Leveraging Epsilon Near Zero phenomena for on-chip photonic modulation

Abstract

Epsilon-near-zero (ENZ) systems exhibit unconventional electromagnetic response close to their zero permittivity regime. Here, we explore the ability of ultrathin ENZ films to modulate the transmission of radiation from an underlying quantum emitter through active control of the carrier density of the ENZ film. The achievable on/off switching ratio is shown to be constrained by the material's loss parameter, particularly in the ENZ regime, where transmissivity increases with higher material loss. The finite loss in real materials limit the more extraordinary potential of ideal near-zero-index systems. Along with an in-depth discussion on the material parameters vis-a-vis the underlying physics, this work provides avenues to overcome the shortcomings of finite loss in real materials.

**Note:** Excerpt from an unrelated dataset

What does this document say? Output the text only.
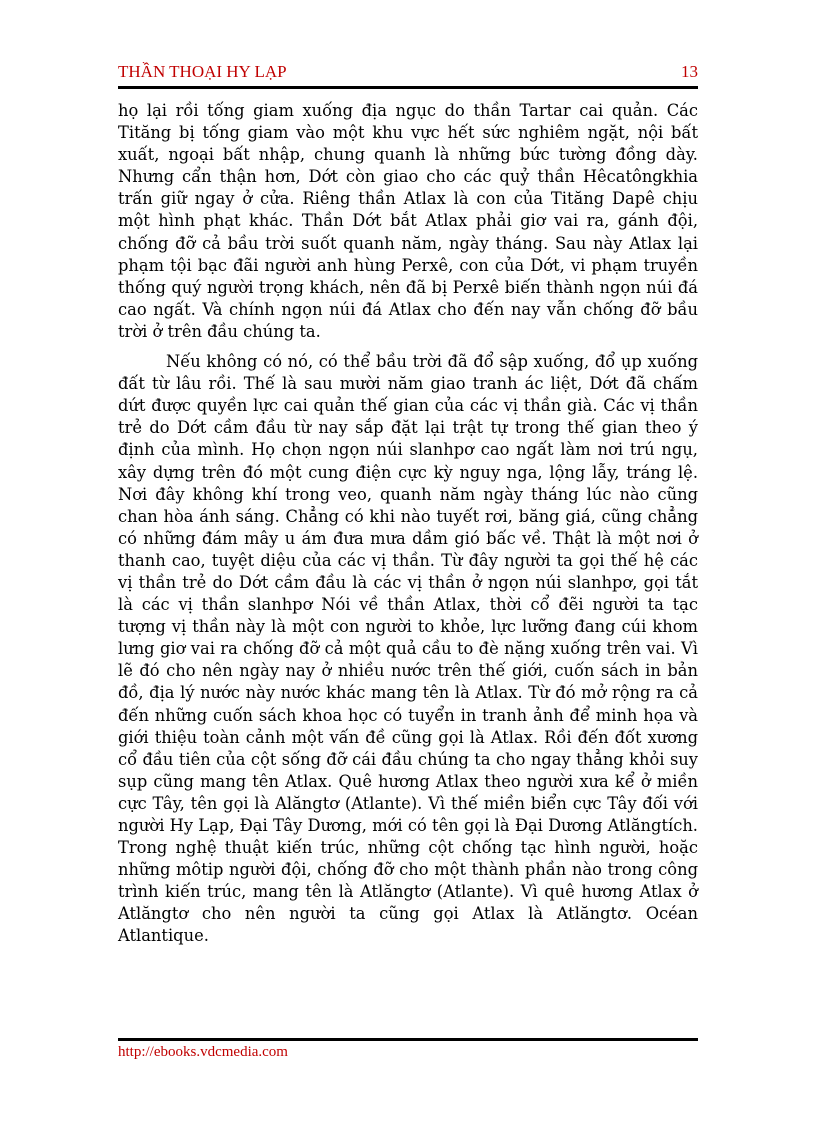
THẦN THOẠI HY LẠP	13

họ lại rồi tống giam xuống địa ngục do thần Tartar cai quản. Các Tităng bị tống giam vào một khu vực hết sức nghiêm ngặt, nội bất xuất, ngoại bất nhập, chung quanh là những bức tường đồng dày. Nhưng cẩn thận hơn, Dớt còn giao cho các quỷ thần Hêcatôngkhia trấn giữ ngay ở cửa. Riêng thần Atlax là con của Tităng Dapê chịu một hình phạt khác. Thần Dớt bắt Atlax phải giơ vai ra, gánh đội, chống đỡ cả bầu trời suốt quanh năm, ngày tháng. Sau này Atlax lại phạm tội bạc đãi người anh hùng Perxê, con của Dớt, vi phạm truyền thống quý người trọng khách, nên đã bị Perxê biến thành ngọn núi đá cao ngất. Và chính ngọn núi đá Atlax cho đến nay vẫn chống đỡ bầu trời ở trên đầu chúng ta.

Nếu không có nó, có thể bầu trời đã đổ sập xuống, đổ ụp xuống đất từ lâu rồi. Thế là sau mười năm giao tranh ác liệt, Dớt đã chấm dứt được quyền lực cai quản thế gian của các vị thần già. Các vị thần trẻ do Dớt cầm đầu từ nay sắp đặt lại trật tự trong thế gian theo ý định của mình. Họ chọn ngọn núi slanhpơ cao ngất làm nơi trú ngụ, xây dựng trên đó một cung điện cực kỳ nguy nga, lộng lẫy, tráng lệ. Nơi đây không khí trong veo, quanh năm ngày tháng lúc nào cũng chan hòa ánh sáng. Chẳng có khi nào tuyết rơi, băng giá, cũng chẳng có những đám mây u ám đưa mưa dầm gió bấc về. Thật là một nơi ở thanh cao, tuyệt diệu của các vị thần. Từ đây người ta gọi thế hệ các vị thần trẻ do Dớt cầm đầu là các vị thần ở ngọn núi slanhpơ, gọi tắt là các vị thần slanhpơ Nói về thần Atlax, thời cổ đẽi người ta tạc tượng vị thần này là một con người to khỏe, lực lưỡng đang cúi khom lưng giơ vai ra chống đỡ cả một quả cầu to đè nặng xuống trên vai. Vì lẽ đó cho nên ngày nay ở nhiều nước trên thế giới, cuốn sách in bản đồ, địa lý nước này nước khác mang tên là Atlax. Từ đó mở rộng ra cả đến những cuốn sách khoa học có tuyển in tranh ảnh để minh họa và giới thiệu toàn cảnh một vấn đề cũng gọi là Atlax. Rồi đến đốt xương cổ đầu tiên của cột sống đỡ cái đầu chúng ta cho ngay thẳng khỏi suy sụp cũng mang tên Atlax. Quê hương Atlax theo người xưa kể ở miền cực Tây, tên gọi là Alăngtơ (Atlante). Vì thế miền biển cực Tây đối với người Hy Lạp, Đại Tây Dương, mới có tên gọi là Đại Dương Atlăngtích. Trong nghệ thuật kiến trúc, những cột chống tạc hình người, hoặc những môtip người đội, chống đỡ cho một thành phần nào trong công trình kiến trúc, mang tên là Atlăngtơ (Atlante). Vì quê hương Atlax ở Atlăngtơ cho nên người ta cũng gọi Atlax là Atlăngtơ. Océan Atlantique.

http://ebooks.vdcmedia.com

These findings are intended to guide material development and offer valuable insights for designing on-chip optical modulators and beam steering devices operating in the near-infrared regime.

Figures (23)

• Figure 1: Real and imaginary parts of the refractive index of ITO, CdO and PEDOT:PSS. Vertical lines denote the $\lambda_{ENZ}$, where $n=\kappa$.
• Figure 2: Electric field lines around a dipole oscillator, radiating at $\lambda_{em}$ = 1600 nm, embedded in ENZ media with (a) and (b) $\lambda_{ENZ} < \lambda_{em}$, (c) $\lambda_{ENZ}$ = $\lambda_{em}$ and (d) and (e) $\lambda_{ENZ} > \lambda_{em}$. $\lambda_{ENZ}$ and the $\tilde{n}$ at 1600 nm are mentioned individually. Background color represents log($|\vec{E}|$) as per the colorbar. Plot dimensions: 2.5 $\mu$m$\times$ 2.5 $\mu$m.
• Figure 3: Properties of ENZ media for different values of the damping factor $\gamma$. (a) Radiated power from a point dipole embedded in an unbounded ENZ media. (b) Photon dispersion relation, inset: expanded range demonstrating asymptotic convergence to the light line in the ENZ media for $\omega \rightarrow \infty$. (c) Photon density of states and (d) spectral variation of $v_E/c$, the scatter points shows simulated data and line plot shows analytically calculated data. The blue and white backgrounds demarcate dielectric and metallic regimes of the ENZ and the grey band denotes the spectral range 1600 $\pm$ 10 nm.
• Figure 4: (a) Radiated power transmitted across a ENZ film vs.$\lambda_{ENZ}$. Inset: Schematic of the device with $5$ nm ENZ thinfilm on $SiO_2$ with a point emitter ($\lambda_{em}$=1600 nm) underneath. Magnitude of power flow $(|\vec{S}|)$ (log scale) for various $\lambda_{ENZ}$ (b) 1575 nm, (c) 1600 nm, (d) 1625 nm, scalebar: 200 nm.
• Figure 5: $V_G$ dependence of (a) power transmitted through an ENZ film ($\gamma = 10^{10}$ Hz) and (b) effective refractive index ($n_{eff}$) of the ENZ film with different $\gamma$, for $\lambda_{em}$=1600 nm.